Do you think there is a general improvement in children’s health or in the way the charter is applied nowadays? 

We’ve made a huge improvement, of course not in every country, but it is easier now to get people to listen to you and the EACH charter is known and applied in different situations. When we started parents did not have a voice and children were ignored. We’re really proud of the results we reached: educational programmes in hospitals, parents allowed to stay with their hospitalised children, parents may now also be present at all times including procedures (outside of operating room), awareness in governments, separated wards for children, but we’re not there yet! In all countries there is still need for improvement. In most countries more than in others. It should be even better! Children are the future.

Are the difficulties that children face every day different from the ones faced by refugees and especially unaccompanied children?

We have seen that on paper children can get the same healthcare, but in reality they are moved around over and over again, they do not have their files with them, so they cannot receive the right treatments and have to restart from scratch every time in different hospitals. As a refugee child you should have the same access to healthcare than a child who was born in that country. 

These children also have a psychological burden with them; they have suffered. Refugee children do not need only vaccinations and other treatments, but also stability to allow them to have a good education, health and development. We just released a resolution to emphasize the importance of the continuity of care of refugee children. 

What can governments do to better provide healthcare to refugee children?

They can make sure that the enforced relocation of refugee/asylum seeking families with a sick child is avoided in order to provide continuity of care and avoid separation from parents. It also applies to children under the age of 18 who have arrived unaccompanied, and also to those who have a trusted carer(s).

They can make sure that all health care professionals are informed by their own national health system of the specific practice in place for children who are refugees/asylum seekers.

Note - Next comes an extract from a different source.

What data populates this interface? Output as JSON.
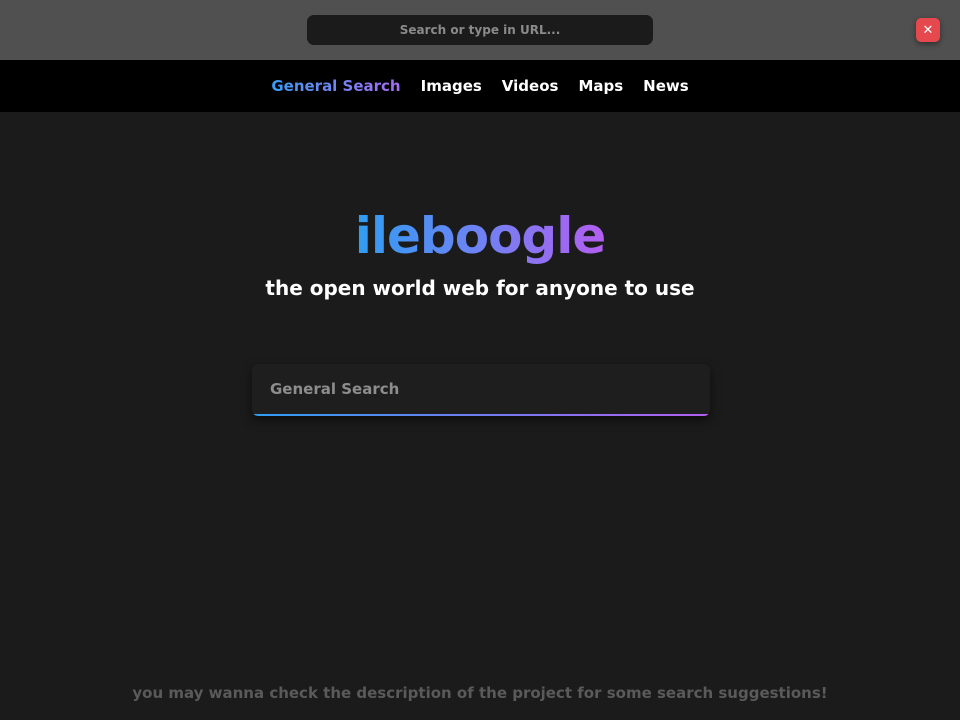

In turn this practice should be explained to these children and their parents / carers. 

They can make sure that sick children and their health records are systematically traceable within and across countries. They can make sure that extra efforts are made to communicate with refugees/asylum seekers in a clear, understandable way (by oral and written translation) in a manner appropriate to age and understanding. 

At the Eurochild Conference we asked participants what they would do if they were prime ministers of their country. What would you do to promote the rights of children and parents in hospitals and other health care services?

We always say: ‘don’t talk about us without us’, but it’s difficult to achieve, so the first thing would be getting involved with parents, parent organisations and children. It’s ridiculous how we make decisions that affects children, while they could bring so much to the table.  So as prime minister I would implement a law making it mandatory to involve the child’s perspective in all policies and laws because children are not small adults.  

Are there projects or calls that might be interesting and relevant to any of our members willing to cooperate with you? 

We have just translated to English our summary of the Dutch report ‘’ Paediatric Care System: health care for sick children outside a hospital. New health care system in the Netherlands starting in 2016 ‘’. The report describes a system where the ill child and the surrounding family are given a central place at all times and where at the same time the viewpoint ‘having a right to health care’ is replaced by the principle ‘care if needed where needed’. 

But foremost as a group across countries we can achieve more. The bigger the group the more we can accomplish. We are looking for new members in France, Spain, Denmark, Norway and most countries in Eastern Europe. Please look at our website and our EACH Charter with it recently updated annotations and apply. We can help implementing child and family centred care in health care with the knowledge from all our current members.